The market is therefore facing a different type of risk from an event-driven crash. A geopolitical shock, extreme sentiment, or sudden policy surprise can spark a sharp sell-off, but those moves often recover quickly once fear fades. The more difficult corrections are normalizations. They happen when valuations become stretched without one obvious warning indicator, leadership narrows, and investors gradually realize that future returns may not justify the prices already paid.
These corrections can be slower and more frustrating because there is no single headline to blame. The market simply begins to lose momentum. Every rebound becomes weaker. Investors keep buying the dip because the long-term story still sounds attractive, but the index struggles to make sustained new highs. Over time, the leaders that pushed the market higher can become the same names that drag it lower as confidence fades.
From a technical perspective, the first cautious signal to watch is whether the Nasdaq 100's MA(3), MA(7), and MA(10) continue moving downward (MA3<MA7<MA10), which would suggest bearish momentum is beginning to form alongside the double-top pattern. The key support level remains 28,500. As long as the index holds above this zone, the current weakness can still be treated as a normal correction within a broader bullish trend. A successful defense of 28,500, followed by a recovery toward 30,000, would show that buyers remain willing to support the AI-led market.
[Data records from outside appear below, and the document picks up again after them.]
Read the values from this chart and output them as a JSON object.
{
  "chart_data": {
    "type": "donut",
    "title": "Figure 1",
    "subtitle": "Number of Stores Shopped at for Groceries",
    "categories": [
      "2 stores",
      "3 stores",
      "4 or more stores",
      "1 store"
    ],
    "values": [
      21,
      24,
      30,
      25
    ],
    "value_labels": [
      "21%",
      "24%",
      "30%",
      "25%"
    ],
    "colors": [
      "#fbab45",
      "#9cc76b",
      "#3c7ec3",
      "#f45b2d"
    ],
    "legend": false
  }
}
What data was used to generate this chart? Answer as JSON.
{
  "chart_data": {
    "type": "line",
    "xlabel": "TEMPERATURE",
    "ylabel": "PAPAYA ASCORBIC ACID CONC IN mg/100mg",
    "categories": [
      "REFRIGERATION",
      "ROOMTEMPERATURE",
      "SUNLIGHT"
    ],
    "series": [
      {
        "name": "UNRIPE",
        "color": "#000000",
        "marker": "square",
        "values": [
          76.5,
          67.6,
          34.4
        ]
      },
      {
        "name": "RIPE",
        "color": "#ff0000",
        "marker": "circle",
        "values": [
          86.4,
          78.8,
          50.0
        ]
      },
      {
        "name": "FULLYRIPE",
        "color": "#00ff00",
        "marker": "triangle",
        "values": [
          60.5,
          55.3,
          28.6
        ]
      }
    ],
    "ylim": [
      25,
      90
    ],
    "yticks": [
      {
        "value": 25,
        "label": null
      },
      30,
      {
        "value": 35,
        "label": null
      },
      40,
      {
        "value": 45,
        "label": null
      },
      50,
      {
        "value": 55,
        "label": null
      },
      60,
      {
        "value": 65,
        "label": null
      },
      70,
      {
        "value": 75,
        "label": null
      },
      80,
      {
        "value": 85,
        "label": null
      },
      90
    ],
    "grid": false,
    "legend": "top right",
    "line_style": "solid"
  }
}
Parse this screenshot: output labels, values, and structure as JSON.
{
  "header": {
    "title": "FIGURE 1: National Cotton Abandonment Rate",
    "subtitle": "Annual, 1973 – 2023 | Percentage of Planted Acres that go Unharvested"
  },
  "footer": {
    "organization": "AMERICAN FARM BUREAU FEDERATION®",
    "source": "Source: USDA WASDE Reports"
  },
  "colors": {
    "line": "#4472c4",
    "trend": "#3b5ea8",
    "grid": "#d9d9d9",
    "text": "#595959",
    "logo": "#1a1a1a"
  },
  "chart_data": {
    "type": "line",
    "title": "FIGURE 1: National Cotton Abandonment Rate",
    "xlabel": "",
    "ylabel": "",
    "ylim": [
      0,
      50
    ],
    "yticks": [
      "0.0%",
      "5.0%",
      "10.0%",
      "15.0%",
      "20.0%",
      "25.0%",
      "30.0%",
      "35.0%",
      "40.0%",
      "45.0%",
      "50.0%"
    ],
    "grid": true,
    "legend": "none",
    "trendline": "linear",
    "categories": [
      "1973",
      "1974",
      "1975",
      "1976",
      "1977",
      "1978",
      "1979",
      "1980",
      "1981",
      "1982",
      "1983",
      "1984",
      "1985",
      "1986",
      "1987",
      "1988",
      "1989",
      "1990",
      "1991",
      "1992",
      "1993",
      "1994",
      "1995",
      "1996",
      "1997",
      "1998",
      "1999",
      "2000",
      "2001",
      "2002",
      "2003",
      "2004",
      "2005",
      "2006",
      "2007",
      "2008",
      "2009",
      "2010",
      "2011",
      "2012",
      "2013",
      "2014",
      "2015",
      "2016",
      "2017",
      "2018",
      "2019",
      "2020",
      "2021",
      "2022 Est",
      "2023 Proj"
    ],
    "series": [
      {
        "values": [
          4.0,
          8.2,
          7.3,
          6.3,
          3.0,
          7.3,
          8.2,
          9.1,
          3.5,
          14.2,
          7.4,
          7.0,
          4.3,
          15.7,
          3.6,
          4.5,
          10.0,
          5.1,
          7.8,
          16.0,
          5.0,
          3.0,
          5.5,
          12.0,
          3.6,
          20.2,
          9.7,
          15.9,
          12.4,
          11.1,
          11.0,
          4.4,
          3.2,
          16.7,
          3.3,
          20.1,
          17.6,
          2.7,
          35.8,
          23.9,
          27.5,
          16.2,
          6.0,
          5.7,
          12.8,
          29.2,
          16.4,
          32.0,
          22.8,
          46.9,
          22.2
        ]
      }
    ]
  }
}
However, a decisive break below 28,500 would be more concerning. It would confirm that the market is no longer simply pausing near the highs, but beginning to lose its higher-low structure. In that case, the bearish scenario would become more credible, and the sell-off could extend as investors start to panic.
The bearish case is not that AI is over. Demand remains real, and the long-term investment cycle around data centers, semiconductors, power infrastructure, networking, and enterprise software is still intact. The more immediate risk is that the market has moved too far ahead of itself. Even great companies can correct sharply when expectations become excessive.
To conclude, investors may now be better served by shifting into wait-and-see mode. There is no need to panic, but execution matters more than ever. Too much good news is already embedded in the AI trade, concentration risk is elevated, and the Fed is no longer offering the same comfort around future easing. That uncertainty could become the real risk. If an oversold move eventually develops, it may create another attractive entry point. For now, rationality is how investors win the game.